Au milieu d'une panoplie de photographies rappelant la vie de l'artiste en compagnie, entre autres, de Ammar Farhat ou encore du grand Zoubeir Turki. ©Asma Zribi

Au jour le jour, pour faire connaitre ce courant à travers le monde et principalement dans les grandes galeries internationales, la communication de ces oeuvres n'était pas axée sur cette opposition avec l'autre ; alors que le contexte de l'époque favorisait le conflit et l'adversité. C'était plutôt un message valorisant le travail artistique indigène, montrant ses capacités à s'universaliser, car il touche à la beauté de la vie quotidienne et à un style de vie assez reposant, fondé sur l'intéraction.


De ce fait, à propos de l'appellation "École de Tunis", selon France Boucherle, l'épouse de Pierre Boucherle, le fondateur et premier président de cette fondation : « Le nom École de Tunis a été trouvé par le rédacteur en chef du journal La Presse, le papier le plus fameux de l'époque, Pierre Girou, qui a dit en plaisantant : "Votre association, c'est l'École de Tunis ! comme l'École de Paris !" Ce nom a plu et il est resté ».


Le nom désigne, du moins à sa création, une association de peintres (français, italiens et tunisiens) qui sont liés donc par des rapports d'amitié.

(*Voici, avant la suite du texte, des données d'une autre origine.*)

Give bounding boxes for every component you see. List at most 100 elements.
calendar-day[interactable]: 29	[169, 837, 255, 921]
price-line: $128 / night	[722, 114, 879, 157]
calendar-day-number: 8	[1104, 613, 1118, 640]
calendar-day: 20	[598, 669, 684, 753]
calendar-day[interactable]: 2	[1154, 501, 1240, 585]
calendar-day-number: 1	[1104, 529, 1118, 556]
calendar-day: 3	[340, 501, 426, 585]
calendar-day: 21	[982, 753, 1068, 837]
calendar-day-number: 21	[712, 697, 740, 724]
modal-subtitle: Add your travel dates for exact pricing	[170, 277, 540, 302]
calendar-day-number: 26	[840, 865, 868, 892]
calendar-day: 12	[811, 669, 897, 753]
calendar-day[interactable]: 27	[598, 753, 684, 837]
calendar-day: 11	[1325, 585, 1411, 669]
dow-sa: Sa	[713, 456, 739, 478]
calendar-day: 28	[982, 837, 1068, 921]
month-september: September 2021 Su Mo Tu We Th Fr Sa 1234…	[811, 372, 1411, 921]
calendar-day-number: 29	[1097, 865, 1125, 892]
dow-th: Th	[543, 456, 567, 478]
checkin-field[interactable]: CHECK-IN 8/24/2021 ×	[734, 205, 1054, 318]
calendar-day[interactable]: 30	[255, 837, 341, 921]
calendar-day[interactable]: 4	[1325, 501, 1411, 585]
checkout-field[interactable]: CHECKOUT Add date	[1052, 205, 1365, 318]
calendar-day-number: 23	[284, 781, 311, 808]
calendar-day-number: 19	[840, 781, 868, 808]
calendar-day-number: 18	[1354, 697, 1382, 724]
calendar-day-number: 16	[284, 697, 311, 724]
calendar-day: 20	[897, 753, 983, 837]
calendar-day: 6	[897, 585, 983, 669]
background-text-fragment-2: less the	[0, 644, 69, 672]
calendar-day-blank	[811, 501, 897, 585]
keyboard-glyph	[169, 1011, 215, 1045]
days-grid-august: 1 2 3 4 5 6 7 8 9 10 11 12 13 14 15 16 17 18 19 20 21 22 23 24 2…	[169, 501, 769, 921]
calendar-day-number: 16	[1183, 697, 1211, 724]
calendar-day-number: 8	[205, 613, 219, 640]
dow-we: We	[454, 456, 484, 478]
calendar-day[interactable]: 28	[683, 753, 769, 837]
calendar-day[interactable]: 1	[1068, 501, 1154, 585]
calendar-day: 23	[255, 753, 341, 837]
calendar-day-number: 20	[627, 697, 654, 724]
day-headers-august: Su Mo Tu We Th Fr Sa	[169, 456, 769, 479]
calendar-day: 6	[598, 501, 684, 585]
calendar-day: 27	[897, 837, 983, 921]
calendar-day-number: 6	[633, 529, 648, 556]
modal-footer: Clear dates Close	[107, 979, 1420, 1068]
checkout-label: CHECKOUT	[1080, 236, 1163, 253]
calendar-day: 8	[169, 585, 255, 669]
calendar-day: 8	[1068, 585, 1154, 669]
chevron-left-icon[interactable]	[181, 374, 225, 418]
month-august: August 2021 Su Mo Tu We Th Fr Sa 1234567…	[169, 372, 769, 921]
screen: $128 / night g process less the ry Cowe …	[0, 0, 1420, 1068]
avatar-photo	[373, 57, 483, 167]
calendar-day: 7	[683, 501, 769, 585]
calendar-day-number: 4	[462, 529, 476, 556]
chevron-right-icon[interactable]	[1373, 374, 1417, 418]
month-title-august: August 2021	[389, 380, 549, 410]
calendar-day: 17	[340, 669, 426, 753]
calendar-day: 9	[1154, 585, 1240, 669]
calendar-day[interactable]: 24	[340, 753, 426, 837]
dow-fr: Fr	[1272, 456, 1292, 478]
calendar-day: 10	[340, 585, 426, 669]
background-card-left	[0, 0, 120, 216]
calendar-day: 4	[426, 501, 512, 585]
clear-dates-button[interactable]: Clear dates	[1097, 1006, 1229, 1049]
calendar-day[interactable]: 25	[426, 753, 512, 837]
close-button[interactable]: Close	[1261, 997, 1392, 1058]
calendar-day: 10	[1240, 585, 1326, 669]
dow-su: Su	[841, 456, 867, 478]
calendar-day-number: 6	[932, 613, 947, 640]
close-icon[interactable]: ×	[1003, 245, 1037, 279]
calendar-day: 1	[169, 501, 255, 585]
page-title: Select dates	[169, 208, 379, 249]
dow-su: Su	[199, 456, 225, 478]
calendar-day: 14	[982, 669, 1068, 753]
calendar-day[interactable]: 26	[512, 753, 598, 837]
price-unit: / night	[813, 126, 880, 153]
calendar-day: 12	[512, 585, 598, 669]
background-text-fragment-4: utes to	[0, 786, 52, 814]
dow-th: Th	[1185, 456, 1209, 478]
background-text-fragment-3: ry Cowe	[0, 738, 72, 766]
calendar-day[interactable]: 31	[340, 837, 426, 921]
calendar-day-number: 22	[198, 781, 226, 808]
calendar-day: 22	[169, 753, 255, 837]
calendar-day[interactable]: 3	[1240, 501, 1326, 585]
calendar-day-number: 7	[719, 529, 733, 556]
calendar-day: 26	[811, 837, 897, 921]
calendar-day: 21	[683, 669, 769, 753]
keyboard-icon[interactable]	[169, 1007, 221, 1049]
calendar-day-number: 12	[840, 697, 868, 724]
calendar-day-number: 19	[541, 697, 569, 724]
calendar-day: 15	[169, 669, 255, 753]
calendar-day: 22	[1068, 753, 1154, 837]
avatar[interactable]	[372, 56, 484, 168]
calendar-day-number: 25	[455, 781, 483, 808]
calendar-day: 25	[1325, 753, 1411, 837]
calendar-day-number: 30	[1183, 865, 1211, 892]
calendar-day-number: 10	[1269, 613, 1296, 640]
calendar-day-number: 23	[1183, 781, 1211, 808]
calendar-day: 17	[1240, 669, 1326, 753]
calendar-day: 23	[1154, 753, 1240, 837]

Certains des membres fondateurs comme Jules Lellouche, Moses Levy et Boucherle jouissaient déjà d'une petite reconnaissance locale, surtout auprès de l'élite tunisienne qui était à l'époque vraiment internationale, car composée de Maltais, Italiens et Français en grande majorité, ainsi que de la sphère du pouvoir entre autres beylicale. Au rythme des expositions et des commandes publiques obtenues par ses membres et des couvertures médiatiques, le sens premier s'est chargé d'autres valeurs, notamment celles de la qualité et de la représentation de la tunisianité.


L'appellation, le mode de fonctionnement du groupe, mais essentiellement le contexte historique de l'époque, ont valu à ses membres par conséquent reconnaissance et succès. En même temps beaucoup de critiques aussi. Principale cause : ils étaient perçus comme étant un peu à l'écart de la population et de ses préoccupations de libération du colonialisme. Cette dernière, en réalité, n'a pas su développer le goût pour l'art, pour le beau car occupée par les goulets d'étranglement liés à la routine de tous les jours sous l'occupation.


"Gorgi Pluriel", l'exposition au Palais de Kheireddine, était donc un véritable travail de mémoire accompagné de textes et de très nombreux documents d’archives. Ces derniers sont à creuser plus finement pour permettre aux chercheurs sur notre patrimoine ou bien aux férus de celui-ci d'améliorer leurs connaissances artistiques et historiques. Les traces artistiques d'Abdelaziz Gorgi ont réussi à sortir de l'espace esthétique et sont désormais exposées dans l’espace public, par volonté politique peut-être, mais ce qui est sûr, c'est qu'elles croisent le regard des passagers de tous les jours, notamment ceux qui passent à côté de l'entrée du parc Belvédère ; ce qui rend ce grand artiste éternel quoique pas toujours identifiable pour les moins connaisseurs.